The IA’s 37 fund sectors allow retail investors and financial advisers to compare the performance of funds sold in the UK by dividing them into groups such as asset class, investment strategy and geographical region.
The IA said it was “minded to include” ETFs in the sector classification system in view of the growing interest from retail investors and financial advisers.
More than 200 ETFs would be eligible to apply to be included within the existing sectors under the IA’s proposal. Most of the ETFs already trade on the London Stock Exchange because they are either UK domiciled or Ucits with HMRC reporting fund status. Gains for investors in ETFs with HMRC reporting status are subject to capital gains tax rather than income tax.

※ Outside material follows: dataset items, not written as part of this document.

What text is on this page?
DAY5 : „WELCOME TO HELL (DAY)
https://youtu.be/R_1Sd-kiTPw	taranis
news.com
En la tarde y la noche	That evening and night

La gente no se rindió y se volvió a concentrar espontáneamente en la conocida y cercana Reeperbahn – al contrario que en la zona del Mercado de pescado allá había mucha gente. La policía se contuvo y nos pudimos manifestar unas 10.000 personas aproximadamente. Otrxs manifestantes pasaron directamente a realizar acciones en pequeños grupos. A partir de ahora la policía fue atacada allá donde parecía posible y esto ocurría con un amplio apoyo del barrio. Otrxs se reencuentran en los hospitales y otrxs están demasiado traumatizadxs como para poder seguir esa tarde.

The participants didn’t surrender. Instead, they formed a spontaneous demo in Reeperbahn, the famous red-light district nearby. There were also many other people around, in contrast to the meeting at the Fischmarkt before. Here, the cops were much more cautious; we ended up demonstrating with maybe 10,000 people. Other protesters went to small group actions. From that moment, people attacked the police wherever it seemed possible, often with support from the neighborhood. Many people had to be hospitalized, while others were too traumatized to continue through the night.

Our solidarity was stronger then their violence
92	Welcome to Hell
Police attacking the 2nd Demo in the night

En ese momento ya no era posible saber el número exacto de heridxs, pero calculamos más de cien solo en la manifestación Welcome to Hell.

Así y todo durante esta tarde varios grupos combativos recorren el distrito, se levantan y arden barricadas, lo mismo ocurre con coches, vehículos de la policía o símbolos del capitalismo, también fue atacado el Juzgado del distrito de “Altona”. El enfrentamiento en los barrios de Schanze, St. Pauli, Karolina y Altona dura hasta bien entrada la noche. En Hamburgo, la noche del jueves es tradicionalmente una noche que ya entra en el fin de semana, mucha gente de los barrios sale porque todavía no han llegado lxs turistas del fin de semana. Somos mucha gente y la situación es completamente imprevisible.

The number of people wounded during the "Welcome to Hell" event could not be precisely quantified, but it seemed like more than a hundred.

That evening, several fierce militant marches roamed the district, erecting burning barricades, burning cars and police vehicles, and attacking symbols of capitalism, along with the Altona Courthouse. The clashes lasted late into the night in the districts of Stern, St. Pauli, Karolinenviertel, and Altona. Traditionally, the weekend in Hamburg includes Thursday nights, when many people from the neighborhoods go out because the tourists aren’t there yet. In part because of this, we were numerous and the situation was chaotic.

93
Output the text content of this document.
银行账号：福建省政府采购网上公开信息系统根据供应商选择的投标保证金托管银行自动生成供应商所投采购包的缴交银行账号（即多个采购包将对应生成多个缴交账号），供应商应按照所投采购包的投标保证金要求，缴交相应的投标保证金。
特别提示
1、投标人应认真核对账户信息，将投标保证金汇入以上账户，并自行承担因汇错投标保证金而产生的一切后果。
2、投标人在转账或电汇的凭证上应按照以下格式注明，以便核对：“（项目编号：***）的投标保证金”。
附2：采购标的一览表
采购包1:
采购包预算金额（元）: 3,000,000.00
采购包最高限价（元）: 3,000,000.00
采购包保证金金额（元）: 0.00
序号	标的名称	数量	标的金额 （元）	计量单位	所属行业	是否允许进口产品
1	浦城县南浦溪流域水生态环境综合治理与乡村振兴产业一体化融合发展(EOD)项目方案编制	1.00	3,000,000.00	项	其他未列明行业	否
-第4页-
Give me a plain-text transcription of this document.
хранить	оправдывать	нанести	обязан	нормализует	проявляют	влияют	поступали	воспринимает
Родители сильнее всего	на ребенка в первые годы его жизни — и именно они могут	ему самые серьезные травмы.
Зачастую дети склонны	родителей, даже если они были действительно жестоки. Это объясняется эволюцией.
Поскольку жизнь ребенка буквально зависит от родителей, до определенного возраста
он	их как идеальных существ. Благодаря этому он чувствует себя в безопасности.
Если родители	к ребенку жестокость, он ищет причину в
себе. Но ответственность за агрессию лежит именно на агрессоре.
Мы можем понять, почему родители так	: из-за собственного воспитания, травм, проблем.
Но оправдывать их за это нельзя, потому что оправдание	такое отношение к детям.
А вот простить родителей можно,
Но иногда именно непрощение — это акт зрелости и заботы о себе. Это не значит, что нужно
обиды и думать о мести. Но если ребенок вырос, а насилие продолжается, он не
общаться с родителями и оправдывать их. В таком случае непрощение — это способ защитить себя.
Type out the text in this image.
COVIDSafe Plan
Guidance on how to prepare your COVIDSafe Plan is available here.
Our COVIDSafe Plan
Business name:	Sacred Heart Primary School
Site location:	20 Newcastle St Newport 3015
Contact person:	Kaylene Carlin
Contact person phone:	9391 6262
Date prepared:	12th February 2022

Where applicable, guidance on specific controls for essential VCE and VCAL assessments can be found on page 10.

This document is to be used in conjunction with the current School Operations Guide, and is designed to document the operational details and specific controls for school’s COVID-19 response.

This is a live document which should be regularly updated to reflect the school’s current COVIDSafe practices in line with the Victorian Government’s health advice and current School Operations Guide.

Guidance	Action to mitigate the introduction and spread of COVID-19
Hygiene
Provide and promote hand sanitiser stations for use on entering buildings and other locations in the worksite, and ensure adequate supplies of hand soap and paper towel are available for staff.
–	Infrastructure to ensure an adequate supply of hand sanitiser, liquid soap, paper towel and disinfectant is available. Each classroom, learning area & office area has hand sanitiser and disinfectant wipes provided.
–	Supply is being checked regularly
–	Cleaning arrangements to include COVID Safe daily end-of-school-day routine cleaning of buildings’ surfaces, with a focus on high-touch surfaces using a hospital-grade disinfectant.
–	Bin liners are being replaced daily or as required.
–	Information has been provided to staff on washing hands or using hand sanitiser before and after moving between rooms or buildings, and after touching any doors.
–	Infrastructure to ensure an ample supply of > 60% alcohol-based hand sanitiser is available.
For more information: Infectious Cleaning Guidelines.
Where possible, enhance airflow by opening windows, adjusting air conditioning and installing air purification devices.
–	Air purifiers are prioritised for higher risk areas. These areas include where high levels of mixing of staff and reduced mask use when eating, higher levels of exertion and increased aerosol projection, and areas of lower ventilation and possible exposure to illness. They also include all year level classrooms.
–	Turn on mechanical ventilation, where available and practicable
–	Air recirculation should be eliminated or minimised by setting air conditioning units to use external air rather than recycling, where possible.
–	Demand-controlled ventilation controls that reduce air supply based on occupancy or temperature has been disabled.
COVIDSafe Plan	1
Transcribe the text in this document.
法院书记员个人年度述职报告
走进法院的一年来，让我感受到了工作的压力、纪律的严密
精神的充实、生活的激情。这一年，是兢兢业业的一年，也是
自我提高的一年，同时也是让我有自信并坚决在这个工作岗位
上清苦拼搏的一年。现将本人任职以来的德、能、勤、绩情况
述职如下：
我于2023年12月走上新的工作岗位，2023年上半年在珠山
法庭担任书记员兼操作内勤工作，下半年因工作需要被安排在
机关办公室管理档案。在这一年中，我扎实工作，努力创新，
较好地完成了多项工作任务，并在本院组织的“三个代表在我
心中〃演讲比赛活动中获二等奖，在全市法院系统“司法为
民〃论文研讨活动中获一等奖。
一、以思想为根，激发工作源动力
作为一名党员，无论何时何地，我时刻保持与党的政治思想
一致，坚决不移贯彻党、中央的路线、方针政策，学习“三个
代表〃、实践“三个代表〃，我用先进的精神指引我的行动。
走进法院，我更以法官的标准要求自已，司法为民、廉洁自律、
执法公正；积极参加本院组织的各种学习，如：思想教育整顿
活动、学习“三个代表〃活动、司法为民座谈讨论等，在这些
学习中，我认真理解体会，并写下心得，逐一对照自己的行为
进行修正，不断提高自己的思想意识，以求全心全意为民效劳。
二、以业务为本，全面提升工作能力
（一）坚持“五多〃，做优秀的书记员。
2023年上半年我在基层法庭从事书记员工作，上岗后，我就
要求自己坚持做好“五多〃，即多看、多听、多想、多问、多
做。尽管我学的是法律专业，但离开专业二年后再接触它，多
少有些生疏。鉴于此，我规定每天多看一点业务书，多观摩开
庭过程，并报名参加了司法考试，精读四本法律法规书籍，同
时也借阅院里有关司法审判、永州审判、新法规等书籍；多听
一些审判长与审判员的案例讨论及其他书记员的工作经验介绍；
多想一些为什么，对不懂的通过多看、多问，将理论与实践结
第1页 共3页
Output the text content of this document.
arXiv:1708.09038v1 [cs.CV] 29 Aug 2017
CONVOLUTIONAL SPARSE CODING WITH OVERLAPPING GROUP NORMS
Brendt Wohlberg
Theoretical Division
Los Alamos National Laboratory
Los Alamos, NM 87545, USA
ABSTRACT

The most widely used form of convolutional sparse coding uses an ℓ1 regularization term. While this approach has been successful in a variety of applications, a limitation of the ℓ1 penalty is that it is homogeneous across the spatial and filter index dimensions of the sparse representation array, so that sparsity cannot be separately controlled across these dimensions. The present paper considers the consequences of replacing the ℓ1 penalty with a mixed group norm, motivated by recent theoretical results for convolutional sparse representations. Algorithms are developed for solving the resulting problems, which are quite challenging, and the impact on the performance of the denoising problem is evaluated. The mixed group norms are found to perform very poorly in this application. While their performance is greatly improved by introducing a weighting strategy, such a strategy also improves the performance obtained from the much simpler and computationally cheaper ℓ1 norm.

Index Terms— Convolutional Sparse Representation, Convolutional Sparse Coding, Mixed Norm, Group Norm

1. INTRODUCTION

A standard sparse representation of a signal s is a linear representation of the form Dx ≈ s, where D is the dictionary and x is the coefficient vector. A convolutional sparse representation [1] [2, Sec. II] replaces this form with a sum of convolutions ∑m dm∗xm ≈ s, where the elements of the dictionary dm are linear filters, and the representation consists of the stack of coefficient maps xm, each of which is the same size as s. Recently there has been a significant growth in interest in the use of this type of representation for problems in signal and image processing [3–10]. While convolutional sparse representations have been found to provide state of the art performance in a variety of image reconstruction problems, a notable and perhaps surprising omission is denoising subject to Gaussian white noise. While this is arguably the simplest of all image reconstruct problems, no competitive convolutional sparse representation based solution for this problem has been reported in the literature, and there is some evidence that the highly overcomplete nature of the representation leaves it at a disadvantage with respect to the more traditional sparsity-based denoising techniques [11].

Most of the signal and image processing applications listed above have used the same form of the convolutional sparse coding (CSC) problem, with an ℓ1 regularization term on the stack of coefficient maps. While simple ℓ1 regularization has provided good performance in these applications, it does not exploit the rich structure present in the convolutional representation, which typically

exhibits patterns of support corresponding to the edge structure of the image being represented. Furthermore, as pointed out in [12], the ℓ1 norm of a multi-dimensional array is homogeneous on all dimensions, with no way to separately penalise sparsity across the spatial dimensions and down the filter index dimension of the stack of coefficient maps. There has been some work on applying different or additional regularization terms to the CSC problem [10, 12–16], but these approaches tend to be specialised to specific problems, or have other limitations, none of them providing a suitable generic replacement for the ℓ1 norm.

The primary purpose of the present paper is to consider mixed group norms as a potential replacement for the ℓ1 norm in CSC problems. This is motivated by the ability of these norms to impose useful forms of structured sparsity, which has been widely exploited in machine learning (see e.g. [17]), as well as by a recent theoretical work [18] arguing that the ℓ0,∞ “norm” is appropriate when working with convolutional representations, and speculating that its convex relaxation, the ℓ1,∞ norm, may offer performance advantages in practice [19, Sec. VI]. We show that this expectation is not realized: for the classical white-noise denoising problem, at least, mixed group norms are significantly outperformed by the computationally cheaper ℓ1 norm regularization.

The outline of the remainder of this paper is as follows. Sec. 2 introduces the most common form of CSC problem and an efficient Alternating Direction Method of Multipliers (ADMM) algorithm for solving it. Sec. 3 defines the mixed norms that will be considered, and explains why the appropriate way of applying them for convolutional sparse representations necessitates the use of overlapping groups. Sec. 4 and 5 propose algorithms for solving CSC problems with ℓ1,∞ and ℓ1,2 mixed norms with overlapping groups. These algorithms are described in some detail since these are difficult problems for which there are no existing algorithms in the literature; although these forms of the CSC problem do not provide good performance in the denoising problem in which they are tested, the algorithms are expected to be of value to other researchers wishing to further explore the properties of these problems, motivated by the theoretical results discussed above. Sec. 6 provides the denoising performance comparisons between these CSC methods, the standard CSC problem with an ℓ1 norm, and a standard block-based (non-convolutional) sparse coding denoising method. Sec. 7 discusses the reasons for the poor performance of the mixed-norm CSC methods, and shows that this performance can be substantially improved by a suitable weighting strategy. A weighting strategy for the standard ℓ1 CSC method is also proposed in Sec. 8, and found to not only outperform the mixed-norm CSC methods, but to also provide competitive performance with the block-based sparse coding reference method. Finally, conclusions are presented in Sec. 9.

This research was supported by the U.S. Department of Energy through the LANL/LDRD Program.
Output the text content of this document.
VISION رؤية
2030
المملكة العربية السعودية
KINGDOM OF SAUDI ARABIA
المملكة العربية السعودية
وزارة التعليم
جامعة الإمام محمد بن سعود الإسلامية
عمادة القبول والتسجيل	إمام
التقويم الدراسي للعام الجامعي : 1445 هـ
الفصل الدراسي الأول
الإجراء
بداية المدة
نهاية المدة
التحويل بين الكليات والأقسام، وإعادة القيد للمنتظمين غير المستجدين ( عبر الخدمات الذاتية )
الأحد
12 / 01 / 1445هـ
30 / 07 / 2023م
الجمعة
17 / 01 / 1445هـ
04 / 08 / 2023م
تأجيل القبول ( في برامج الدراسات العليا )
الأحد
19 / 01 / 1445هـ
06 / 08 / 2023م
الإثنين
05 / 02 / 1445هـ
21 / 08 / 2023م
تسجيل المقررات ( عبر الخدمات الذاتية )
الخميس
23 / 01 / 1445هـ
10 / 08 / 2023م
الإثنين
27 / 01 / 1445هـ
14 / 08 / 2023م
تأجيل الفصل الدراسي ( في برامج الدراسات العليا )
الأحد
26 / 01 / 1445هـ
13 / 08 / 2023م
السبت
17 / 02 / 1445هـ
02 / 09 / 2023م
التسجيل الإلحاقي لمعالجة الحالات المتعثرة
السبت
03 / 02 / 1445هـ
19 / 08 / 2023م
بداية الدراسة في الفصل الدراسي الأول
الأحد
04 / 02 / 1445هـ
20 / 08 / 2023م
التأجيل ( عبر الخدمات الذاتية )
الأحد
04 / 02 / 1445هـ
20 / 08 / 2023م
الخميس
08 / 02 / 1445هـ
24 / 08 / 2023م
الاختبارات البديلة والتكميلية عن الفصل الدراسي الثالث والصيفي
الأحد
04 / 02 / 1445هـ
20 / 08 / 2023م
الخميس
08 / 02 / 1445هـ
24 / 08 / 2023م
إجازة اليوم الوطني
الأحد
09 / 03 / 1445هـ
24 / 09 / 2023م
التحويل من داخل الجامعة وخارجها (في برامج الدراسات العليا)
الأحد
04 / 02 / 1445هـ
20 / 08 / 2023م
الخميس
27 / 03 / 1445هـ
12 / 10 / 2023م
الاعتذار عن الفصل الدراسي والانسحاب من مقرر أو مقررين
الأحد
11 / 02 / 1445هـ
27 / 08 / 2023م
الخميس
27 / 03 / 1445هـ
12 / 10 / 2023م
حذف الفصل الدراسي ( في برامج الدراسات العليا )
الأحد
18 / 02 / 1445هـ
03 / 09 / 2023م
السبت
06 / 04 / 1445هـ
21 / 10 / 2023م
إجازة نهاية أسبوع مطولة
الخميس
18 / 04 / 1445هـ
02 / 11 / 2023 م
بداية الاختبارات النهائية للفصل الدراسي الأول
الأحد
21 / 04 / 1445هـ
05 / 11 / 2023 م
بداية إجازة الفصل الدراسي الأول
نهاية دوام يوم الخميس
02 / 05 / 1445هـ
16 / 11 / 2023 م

But so-called “synthetic” ETFs that employ derivatives will be excluded initially from the classification. Exchange traded notes, exchange traded commodities and currencies that also have different legal structures to ETFs will also be excluded.
The admission of ETFs will have some modest effects on the average past performance data for the 37 sectors. Including ETFs to the All Companies sector, the largest group, adds around 9 basis points to the sector’s average performance over the past five years.
The admission of ETFs will also lead to the promotion and demotion of actively managed funds in quartile performance rankings across the 37 sectors, a potentially contentious change. The five year performance ranking for the All Companies sector will show no change in the ranking of 122 funds while 30 will move 1 percentile point lower in the ranking and 82 will move 1 percentile point higher.
The biggest shifts in rankings are expected to be seen in the Europe including the UK sector where some actively managed funds could move up 7 percentile points while other shift down 8 percentile points in the rankings.
The inclusion of ETFs in the sectors should also make it much easier for investors to make performance comparisons between passively managed ETFs that track indices and actively managed funds that seek to deliver outperformance even though this is not an objective of the IA’s initiative.
“The primary purpose of the IA sectors is to serve the needs of consumers and their advisers and the addition of ETFs must be done in their best interests,” said Galina Dimitrova, the IA’s director of investment and capital markets.
The consultation, which will close on February 1, is open to ETF providers, wealth managers, advisers, fund platforms and media commentators.